Inside the Fitness Center: Go behind the scenes of school athletics – Kevin Valluzzi: Maestro of the Fitness Center

Amanda Wein

Mazyar Azmi, Staff Writer

Since his childhood, Fitness Center Director Kevin Valluzzi has been an avid athlete. 

In high school, he played varsity soccer, basketball, and baseball, he said.

“When I went to college, I had to declare a major, and I knew that I didn’t want to sit in a cubicle and work a traditional nine to five job,” he said. “When my advisor asked me what I liked to do, I said ‘working out,’ and that’s when I decided to major in exercise physiology.”

After graduating from college in 1997, Valluzzi began working at local gyms and eventually opened his own business, he said. During this time, he also completed his first Ironman triathlon, and he has completed five marathons to date. He eventually returned to academia to receive his Master’s degree in physical education. Three years ago, he began working as a coach in the fitness center. This school year is his first year of full-time teaching.

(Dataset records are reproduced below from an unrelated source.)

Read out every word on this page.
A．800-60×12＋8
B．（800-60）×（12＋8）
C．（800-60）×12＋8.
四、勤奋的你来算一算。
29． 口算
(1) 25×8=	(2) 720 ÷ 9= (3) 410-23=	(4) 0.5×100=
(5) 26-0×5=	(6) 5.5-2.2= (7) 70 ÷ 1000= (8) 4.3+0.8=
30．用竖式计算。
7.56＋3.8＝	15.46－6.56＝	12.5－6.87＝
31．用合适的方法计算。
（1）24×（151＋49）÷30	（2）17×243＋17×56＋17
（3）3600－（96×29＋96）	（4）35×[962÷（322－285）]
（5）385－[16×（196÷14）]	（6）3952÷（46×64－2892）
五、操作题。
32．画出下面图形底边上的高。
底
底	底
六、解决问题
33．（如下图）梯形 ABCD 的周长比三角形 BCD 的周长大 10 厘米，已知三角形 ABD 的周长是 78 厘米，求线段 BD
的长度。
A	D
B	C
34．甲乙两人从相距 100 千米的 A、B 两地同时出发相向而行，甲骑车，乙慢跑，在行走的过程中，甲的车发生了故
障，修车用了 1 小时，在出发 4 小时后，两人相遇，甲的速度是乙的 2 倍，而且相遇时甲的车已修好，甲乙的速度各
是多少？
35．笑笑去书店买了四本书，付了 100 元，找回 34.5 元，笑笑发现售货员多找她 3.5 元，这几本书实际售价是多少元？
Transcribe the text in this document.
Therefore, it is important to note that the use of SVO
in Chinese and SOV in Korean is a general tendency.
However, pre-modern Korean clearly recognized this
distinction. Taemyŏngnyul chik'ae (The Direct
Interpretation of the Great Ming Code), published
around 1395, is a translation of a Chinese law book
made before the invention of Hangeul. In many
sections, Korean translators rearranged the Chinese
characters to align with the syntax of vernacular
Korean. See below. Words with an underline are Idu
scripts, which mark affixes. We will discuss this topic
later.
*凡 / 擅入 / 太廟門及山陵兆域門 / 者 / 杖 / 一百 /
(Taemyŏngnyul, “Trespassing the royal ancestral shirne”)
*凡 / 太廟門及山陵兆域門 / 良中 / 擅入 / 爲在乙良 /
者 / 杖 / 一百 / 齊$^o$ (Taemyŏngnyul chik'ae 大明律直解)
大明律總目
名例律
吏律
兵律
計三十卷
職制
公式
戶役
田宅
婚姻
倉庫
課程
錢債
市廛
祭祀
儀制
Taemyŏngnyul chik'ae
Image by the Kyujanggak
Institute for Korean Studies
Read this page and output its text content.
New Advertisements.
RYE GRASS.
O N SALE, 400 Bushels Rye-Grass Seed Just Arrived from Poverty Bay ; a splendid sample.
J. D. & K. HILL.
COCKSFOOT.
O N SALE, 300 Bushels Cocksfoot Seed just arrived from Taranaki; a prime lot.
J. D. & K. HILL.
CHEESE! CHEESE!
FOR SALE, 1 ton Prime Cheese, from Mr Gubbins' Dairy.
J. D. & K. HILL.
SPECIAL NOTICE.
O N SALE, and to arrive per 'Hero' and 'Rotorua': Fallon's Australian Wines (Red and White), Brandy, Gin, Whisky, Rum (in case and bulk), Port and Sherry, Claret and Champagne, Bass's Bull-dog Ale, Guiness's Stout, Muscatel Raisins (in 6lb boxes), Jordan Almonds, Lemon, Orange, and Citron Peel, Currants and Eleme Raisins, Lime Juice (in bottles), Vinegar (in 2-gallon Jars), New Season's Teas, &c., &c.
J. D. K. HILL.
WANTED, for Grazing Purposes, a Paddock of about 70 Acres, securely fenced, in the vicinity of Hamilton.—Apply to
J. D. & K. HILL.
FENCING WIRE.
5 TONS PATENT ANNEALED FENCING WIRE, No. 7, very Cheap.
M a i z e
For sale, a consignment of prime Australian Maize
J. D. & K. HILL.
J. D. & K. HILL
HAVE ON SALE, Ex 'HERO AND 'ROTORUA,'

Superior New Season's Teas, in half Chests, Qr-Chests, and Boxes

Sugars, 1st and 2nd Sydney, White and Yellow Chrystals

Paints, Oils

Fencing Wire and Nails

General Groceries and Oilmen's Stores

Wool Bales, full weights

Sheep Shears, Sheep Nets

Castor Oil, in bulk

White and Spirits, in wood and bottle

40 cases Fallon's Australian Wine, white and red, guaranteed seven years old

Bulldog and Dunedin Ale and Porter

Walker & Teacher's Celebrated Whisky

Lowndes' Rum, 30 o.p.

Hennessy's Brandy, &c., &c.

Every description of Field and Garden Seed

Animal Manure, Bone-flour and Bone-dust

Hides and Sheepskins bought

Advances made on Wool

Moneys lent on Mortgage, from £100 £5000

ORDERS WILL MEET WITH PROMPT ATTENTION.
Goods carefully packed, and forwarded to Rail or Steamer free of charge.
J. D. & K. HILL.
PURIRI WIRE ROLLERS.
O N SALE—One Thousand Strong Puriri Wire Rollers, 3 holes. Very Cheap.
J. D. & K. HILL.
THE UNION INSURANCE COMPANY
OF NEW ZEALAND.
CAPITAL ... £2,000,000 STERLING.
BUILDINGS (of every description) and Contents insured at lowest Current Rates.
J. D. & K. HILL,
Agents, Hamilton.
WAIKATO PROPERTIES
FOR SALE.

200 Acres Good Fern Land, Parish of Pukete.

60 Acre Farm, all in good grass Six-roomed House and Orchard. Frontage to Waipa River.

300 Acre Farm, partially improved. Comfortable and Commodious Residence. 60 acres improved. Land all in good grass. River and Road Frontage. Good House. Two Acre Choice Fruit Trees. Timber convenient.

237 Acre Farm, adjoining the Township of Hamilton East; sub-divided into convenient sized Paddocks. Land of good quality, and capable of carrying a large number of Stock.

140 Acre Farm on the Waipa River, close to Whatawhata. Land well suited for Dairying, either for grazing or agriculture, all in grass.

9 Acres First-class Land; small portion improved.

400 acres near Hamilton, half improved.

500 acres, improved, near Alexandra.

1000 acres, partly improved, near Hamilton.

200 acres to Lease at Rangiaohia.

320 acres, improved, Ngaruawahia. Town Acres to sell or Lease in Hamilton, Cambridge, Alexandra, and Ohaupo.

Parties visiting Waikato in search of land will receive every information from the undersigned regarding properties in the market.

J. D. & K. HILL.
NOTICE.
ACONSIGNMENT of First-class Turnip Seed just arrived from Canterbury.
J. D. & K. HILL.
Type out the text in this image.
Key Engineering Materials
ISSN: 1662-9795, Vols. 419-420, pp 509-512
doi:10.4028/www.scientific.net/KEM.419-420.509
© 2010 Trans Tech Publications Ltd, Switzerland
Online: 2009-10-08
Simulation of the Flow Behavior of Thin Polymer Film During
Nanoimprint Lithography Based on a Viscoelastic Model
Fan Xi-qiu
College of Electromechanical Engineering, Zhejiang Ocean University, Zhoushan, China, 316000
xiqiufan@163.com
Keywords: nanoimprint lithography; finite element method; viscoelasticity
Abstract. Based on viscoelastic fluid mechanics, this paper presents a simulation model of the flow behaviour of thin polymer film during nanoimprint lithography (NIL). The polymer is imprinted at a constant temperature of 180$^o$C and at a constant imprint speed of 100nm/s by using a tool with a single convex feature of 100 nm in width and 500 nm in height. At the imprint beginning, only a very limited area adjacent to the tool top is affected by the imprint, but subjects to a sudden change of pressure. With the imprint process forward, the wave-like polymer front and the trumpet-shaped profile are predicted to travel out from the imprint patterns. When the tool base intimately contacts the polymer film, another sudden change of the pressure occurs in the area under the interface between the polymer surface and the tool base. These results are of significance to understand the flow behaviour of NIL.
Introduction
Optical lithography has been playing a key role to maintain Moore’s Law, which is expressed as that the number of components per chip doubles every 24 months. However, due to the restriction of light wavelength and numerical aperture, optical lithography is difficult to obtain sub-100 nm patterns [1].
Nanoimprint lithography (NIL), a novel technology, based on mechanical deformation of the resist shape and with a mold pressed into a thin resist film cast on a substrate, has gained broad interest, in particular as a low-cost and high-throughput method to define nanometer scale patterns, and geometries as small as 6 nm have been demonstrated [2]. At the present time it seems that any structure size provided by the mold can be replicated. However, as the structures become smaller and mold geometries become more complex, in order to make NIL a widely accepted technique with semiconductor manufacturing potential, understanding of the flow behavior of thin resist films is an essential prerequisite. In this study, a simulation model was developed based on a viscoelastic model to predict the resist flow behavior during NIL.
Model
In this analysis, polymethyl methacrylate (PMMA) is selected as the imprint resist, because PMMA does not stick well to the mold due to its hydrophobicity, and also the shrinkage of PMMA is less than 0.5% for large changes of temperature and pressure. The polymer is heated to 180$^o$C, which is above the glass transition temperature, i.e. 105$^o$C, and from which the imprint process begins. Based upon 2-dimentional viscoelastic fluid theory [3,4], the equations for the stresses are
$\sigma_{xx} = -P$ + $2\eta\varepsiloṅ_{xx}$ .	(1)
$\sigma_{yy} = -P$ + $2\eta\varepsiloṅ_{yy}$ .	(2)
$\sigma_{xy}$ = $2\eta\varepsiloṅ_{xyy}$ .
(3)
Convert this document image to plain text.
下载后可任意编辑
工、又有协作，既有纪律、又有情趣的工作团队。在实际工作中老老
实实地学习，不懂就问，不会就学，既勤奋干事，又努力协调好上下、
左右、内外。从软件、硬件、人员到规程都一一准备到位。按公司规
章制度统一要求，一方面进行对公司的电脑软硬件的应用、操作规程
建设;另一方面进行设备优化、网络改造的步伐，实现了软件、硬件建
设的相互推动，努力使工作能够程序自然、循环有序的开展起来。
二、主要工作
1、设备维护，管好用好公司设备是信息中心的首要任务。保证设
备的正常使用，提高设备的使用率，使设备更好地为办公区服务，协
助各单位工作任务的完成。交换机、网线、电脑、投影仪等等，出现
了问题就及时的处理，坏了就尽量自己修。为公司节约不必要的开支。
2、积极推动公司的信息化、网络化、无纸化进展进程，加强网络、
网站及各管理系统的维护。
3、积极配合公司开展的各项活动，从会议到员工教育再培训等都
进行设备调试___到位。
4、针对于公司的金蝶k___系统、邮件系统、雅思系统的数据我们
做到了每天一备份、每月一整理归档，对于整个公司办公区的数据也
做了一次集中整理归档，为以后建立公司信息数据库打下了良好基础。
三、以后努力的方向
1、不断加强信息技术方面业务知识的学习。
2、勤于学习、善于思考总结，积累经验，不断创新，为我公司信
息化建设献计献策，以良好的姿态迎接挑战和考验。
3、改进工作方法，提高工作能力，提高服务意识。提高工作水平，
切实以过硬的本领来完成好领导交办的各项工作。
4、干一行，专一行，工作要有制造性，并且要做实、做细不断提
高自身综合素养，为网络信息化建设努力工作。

Valluzzi said he became a fitness trainer to share his love of fitness with students. Athletics coach Jon Eshoo said Valluzzi has been critical in helping his physical education classes learn how to operate the fitness center machines. Paul Wang (11), a frequent in the Fitness Center, said Valluzzi has a wealth of knowledge.

“He gives me workouts, and he is attentive, welcoming, motivational, and really cares about his students,” Wang said.

“He knows how to work every single muscle group and will motivate me to do every last rep,” Aidan McAndrew (10) said.

Valluzzi’s colleagues and students said they enjoy working with him.

“Every day with working with him is fun,” Eshoo said. “We have too many inside jokes to count.”

McAndrew and Valluzzi share a love of rap music, McAndrew said. “Sometimes he’ll just play a song and tell me to name it and the artist,” McAndrew said.

Every time Liam Futterman (10) sees Valluzzi, they start up a conversation about the New York Giants, their favorite football team, Futterman said.

In addition to coaching, Valluzzi comes to school at 7 a.m. every morning to complete a workout before classes begin. Valluzzi, a father, husband, and coach, manages to find time in his busy schedule to work out. “If you want it bad enough, you’ll find a way to make it happen,” he said.

“[Fitness] is definitely an addiction,” Valluzzi said. “After you do it for a while, it tends to become habit. You don’t want to stop doing it. But I’m glad that my addiction is something healthy and not self-damaging.”